The data make for a sobering read; it is a tragedy that thousands of people are dying prematurely in this way. But what is a true national scandal, is the stubborn unwillingness of successive governments to change tack.
That the war on drugs has failed is indisputable. By nearly every conceivable metric it has been an unmitigated disaster. Despite decades of “cracking down”, drug use continues to rise, drug-related crimes account for a third of the prison population, county lines gangs remain rampant and drug-related violence shows no signs of abating.
A new strategy is set to be announced in the autumn, with the aim of once again cracking down on illegal drug use, this time among the middle classes. In a new PR campaign, users will be told that they are helping fuel Britain’s epidemic of violent crime and gang warfare – as well as exploitation and corruption around the world – all in a bid to change the “perceived acceptability” of taking drugs.
Of course, it is true that too few recreational users give a second thought to the violent reality of the drugs trade, and it would be no bad thing if more of us refrained from drug use, not least for the sake of our own health.
But this latest PR drive looks to be characteristic of a government paralysed by a lack of policy direction. This may be a relatively cheap intervention, but it will likely be a waste of money nonetheless, that will sadly do little, if anything, to prevent a black market that is fuelling organised crime and misery in this country.
What’s more, Boris Johnson and his Cabinet’s involvement in the campaign will only serve to bring fresh media attention to their own personal experiences of drugs – of course, Johnson is known to have dabbled in a little cocaine and marijuana in his younger years. Again, opening himself up to accusations of hypocrisy and “one rule for them, another for us”.
In terms of law enforcement, the drive will be supported by a fresh crackdown on recreational use. Priti Patel has reportedly told senior police officers to “name and shame” middle-class drug users and to make examples of business owners and wealthy users.
There have been numerous political interventions over the years, consultations, papers published, and debates held in parliament, attempting to change the way we handle this problem. But these have been largely fruitless.

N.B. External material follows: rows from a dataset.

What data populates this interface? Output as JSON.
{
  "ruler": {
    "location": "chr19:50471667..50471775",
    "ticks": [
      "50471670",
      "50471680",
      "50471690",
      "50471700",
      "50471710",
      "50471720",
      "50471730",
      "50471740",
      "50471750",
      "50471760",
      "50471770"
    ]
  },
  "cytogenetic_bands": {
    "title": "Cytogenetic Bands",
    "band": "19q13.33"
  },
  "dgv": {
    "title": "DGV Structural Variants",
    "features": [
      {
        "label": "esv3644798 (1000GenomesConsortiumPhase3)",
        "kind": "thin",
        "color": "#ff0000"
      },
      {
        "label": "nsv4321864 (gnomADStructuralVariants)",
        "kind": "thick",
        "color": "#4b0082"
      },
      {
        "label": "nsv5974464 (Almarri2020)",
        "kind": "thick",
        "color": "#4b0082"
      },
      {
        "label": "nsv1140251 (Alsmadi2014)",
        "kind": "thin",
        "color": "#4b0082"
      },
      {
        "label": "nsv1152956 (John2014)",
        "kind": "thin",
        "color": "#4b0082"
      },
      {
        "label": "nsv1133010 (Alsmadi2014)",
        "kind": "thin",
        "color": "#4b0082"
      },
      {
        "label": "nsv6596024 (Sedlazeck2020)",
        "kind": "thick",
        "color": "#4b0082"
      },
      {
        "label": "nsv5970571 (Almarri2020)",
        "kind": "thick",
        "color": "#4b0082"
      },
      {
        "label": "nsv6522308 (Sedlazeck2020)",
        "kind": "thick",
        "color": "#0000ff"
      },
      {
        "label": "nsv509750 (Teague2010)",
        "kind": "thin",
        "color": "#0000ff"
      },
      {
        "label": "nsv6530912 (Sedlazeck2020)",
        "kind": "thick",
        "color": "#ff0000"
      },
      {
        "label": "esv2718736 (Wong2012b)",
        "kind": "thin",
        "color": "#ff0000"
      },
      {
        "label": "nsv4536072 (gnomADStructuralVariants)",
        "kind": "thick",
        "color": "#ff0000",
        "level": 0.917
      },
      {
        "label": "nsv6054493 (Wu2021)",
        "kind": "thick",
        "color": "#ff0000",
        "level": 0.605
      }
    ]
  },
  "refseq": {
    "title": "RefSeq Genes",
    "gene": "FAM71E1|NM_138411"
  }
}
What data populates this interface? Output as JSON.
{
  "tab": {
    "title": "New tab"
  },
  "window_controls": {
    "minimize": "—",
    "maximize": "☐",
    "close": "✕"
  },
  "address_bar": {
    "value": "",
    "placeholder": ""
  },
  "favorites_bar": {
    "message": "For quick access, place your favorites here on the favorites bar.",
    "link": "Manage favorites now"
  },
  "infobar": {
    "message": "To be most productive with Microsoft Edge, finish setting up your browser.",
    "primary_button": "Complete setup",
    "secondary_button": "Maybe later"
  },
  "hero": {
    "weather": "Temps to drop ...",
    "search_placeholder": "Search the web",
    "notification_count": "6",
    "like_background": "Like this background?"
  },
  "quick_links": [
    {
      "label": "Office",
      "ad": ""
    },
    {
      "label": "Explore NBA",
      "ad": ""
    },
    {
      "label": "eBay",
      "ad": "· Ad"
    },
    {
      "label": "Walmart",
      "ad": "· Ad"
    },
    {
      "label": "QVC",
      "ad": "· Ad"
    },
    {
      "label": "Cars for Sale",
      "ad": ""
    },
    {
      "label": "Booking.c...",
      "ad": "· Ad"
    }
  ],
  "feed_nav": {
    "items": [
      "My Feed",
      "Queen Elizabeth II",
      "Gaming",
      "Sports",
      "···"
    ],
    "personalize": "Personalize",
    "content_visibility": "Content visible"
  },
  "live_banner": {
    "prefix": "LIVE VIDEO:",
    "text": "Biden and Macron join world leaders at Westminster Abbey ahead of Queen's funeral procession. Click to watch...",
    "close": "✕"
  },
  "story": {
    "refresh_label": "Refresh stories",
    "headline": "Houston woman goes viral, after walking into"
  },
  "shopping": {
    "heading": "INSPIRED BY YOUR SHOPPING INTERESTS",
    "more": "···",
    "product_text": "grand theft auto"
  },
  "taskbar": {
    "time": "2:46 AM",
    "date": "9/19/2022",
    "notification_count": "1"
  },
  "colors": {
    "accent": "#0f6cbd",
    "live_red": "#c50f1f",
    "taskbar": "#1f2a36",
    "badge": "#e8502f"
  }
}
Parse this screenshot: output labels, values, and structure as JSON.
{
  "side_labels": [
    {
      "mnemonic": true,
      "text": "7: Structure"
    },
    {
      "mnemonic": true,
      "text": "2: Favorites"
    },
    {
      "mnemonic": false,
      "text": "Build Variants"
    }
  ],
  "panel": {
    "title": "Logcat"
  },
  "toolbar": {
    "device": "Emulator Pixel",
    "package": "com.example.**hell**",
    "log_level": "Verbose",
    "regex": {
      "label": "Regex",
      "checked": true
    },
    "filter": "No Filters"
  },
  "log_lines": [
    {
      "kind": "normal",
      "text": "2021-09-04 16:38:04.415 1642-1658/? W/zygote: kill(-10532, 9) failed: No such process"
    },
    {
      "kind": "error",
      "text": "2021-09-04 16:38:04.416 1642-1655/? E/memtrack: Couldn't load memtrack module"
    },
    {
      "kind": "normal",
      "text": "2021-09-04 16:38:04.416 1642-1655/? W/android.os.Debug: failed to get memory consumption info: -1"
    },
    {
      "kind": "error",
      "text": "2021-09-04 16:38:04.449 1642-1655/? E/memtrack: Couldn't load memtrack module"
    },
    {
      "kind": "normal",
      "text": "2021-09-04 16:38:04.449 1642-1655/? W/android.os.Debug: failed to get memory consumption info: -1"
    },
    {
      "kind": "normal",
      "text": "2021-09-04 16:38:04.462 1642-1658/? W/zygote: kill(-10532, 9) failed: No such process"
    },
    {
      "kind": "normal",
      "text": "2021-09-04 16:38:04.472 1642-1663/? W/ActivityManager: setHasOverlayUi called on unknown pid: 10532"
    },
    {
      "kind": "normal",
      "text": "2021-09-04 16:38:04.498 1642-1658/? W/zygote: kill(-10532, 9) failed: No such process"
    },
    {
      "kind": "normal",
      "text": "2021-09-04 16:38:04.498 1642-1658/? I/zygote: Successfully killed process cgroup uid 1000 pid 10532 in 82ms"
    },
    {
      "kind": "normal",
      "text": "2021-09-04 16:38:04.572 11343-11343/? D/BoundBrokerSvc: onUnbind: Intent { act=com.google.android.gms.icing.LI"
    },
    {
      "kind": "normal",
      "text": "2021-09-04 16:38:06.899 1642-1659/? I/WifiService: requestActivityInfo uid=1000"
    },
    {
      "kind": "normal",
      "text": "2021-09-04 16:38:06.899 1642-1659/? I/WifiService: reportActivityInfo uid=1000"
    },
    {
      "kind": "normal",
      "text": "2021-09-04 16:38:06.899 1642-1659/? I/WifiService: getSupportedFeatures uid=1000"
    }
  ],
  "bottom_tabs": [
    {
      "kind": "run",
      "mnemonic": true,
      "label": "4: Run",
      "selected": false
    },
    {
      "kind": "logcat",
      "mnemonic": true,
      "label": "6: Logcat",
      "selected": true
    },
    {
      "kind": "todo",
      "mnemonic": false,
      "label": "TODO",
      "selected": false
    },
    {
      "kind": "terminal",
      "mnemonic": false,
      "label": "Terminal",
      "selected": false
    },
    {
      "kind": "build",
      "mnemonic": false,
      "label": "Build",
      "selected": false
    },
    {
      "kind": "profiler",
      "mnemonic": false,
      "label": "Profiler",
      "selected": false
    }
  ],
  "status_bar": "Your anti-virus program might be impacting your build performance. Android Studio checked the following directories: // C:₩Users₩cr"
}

William Hague made his own change of heart clear in The Times this week. After years of backing a “tough” law and order approach, he is now advocating that we take lessons from Portugal, a country which has gone down the decriminalisation route, choosing to treat drug use as a health issue rather than a criminal issue.
It is curious how on this issue there is such a lack of will at the heart of government to debate the potential for change, despite growing evidence that the war on drugs is failing. As with so many areas, the Government is ostensibly trapped by status quo bias, unable to look beyond the same type of interventions that have clearly failed to resolve the problem, and arguably exacerbated the problem.
Interestingly, the mood among the public is shifting on drugs. Earlier this year, 52 per cent of Britons said they would support the legalisation of cannabis, compared to 32 per cent who opposed it. Whether this translates to support for decriminalisation of other drugs is less certain – indeed, cannabis has been all but decriminalised by stealth – but it may encourage a more open-minded discussion of the way we currently do things.
When it comes to different areas of policy, we must not shy away from learning from international best practice – whether it be our health service or education system. Continuing a tried and failed strategy would be a mistake. And one which will ultimately cost lives.